1.

Soyuz TMA-15M, 11 June 2015

We are a ball of fire in dizzying descent towards the planet, an incandescent wound in the thin atmosphere that envelops the Earth. We’re slicing through the air at stupendous speed, air that gets so hot it becomes plasma. We are a falling star: if it were night, someone, somewhere would be wishing on us.

The little window on my left begins to darken on the outside, while shades of fiery orange dance around us. We’re shrouded in ionized molecules of air, and they are blocking radio communication: just before we rejoin the Earthlings, our virtual umbilical cord, which has kept us connected to Mission Control in Moscow, is severed. It’s almost a new birth: in a few minutes we’ll emerge from the plasma, the parachute will open, and we’ll make contact with the search and rescue helicopters of the Russian military already airborne over the Kazakh steppe.

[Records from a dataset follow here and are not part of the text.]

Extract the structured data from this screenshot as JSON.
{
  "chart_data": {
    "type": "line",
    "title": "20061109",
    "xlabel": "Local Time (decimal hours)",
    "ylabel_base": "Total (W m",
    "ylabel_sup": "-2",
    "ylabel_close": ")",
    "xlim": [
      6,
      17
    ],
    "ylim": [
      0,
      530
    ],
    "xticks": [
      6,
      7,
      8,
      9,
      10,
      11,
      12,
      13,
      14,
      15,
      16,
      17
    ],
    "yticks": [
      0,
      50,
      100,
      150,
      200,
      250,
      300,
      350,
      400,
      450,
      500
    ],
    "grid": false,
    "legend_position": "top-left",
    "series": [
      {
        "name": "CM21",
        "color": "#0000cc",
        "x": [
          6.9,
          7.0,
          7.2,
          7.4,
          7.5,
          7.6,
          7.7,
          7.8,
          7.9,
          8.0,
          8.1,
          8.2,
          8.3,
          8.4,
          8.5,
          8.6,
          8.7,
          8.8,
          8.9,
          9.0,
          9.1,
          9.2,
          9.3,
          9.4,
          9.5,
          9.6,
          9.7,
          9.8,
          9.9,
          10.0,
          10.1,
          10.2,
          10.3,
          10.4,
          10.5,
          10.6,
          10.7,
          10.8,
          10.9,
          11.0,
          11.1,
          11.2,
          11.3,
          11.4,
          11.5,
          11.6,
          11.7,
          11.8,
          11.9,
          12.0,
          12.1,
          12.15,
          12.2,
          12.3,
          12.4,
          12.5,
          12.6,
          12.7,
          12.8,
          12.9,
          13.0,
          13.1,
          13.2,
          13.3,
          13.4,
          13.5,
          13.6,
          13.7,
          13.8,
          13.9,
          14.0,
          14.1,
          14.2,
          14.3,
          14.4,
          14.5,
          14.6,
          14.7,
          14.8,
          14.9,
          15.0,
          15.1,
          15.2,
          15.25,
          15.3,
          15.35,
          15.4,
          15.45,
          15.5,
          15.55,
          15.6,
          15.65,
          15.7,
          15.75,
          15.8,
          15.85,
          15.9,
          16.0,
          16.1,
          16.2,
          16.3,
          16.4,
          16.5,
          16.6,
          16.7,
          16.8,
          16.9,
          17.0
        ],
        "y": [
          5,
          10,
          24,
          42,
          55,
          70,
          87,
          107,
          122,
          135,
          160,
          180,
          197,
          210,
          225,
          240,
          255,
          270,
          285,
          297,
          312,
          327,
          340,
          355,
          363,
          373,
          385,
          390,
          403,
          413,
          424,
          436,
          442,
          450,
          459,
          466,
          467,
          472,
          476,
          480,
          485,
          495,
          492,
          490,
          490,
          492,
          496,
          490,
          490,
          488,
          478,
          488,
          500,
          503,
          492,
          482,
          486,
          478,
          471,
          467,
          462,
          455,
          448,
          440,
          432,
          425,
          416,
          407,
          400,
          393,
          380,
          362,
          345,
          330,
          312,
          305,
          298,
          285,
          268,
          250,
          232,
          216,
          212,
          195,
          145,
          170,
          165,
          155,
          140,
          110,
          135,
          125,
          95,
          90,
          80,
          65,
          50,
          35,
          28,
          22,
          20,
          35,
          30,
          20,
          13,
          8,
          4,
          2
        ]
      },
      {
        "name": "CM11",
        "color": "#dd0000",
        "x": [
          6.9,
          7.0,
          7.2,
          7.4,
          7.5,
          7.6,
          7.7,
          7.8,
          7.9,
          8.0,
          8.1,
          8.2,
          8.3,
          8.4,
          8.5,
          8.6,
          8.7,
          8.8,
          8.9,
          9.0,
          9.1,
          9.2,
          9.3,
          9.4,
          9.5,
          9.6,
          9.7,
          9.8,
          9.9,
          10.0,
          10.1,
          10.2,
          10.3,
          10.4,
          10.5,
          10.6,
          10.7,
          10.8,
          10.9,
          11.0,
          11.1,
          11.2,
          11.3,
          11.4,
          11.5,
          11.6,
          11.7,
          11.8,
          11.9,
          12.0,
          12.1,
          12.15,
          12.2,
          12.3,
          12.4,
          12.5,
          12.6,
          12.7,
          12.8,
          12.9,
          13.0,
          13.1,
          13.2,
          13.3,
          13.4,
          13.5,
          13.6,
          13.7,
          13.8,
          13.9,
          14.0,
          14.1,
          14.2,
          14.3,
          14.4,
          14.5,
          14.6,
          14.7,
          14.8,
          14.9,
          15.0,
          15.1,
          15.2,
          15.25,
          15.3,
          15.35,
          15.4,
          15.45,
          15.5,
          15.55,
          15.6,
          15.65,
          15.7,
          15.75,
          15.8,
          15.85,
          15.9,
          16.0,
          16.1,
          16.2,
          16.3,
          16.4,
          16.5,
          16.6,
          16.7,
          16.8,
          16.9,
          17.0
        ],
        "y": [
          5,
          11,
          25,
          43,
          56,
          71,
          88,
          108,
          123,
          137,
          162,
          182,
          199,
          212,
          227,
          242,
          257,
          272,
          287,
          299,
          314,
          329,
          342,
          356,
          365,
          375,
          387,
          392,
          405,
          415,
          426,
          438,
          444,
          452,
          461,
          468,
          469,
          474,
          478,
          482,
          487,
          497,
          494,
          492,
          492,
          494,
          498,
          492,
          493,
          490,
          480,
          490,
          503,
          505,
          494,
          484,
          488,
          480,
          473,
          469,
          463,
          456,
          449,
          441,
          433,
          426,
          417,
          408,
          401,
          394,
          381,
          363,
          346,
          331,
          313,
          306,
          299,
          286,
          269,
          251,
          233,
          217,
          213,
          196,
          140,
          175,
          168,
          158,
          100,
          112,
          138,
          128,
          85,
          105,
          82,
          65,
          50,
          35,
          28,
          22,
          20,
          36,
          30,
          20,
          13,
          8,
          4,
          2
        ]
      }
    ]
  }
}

If everything goes to plan, we’ll be reborn as Earthlings.

For 200 days, we’ve been extraterrestrial humans, orbiting at an altitude of 400 kilometres aboard the International Space Station. We’ve flown over every part of the Earth except the extreme north and south of the planet, every sea, every mountain and desert, every city and every port. We’ve witnessed a perpetually renewing, silent spectacle, all of it played out for billions of years before we humans laid eyes on it. As residents and guardians of humanity’s outpost in space, we’ve inhabited weightless bodies and held weightless objects. We’ve felt the liberating and invigorating power of dreams come true, along with the responsibility of deserving, every day, a privilege reserved for few: representing humanity in space, the final frontier.

Only three hours ago we released the hooks that anchored us to the Space Station. Only half an hour ago we switched on the engine of our small Soyuz spaceship, slowing its unrelenting race around the planet. Just a bit, but enough to deliver us to the embrace of the atmosphere, which is now, little by little, relieving us of our extraordinary speed. The effect of this deceleration presses us into our seats: we’re about to reach a first peak of 3.6 Gs, or 3.6 times our normal weight. Nothing out of the ordinary when we experienced it in the centrifuge on Earth, but fierce pressure after 200 days of absolute lightness.

My attention is split between my breathing, which is becoming increasingly difficult, and the display in front of me, which shows the parameters of our re-entry into the atmosphere. Everything is working perfectly: the on-board computer is automatically configuring a trajectory towards a location in the sky 10 kilometres over Kazakhstan, where the parachute will open. The voice of our commander comes through my earphones, calm and clear despite the pressure on his throat. He is making a report on the descent for the record: we’re close to the nominal trajectory, and our deceleration has reached a second peak of 4.1 Gs and is now falling. No one can hear us right now, cocooned as we are in plasma, but already, many eyes are trained on the moment of our arrival.

The Astrey crew is coming home. We are the ones falling from the sky.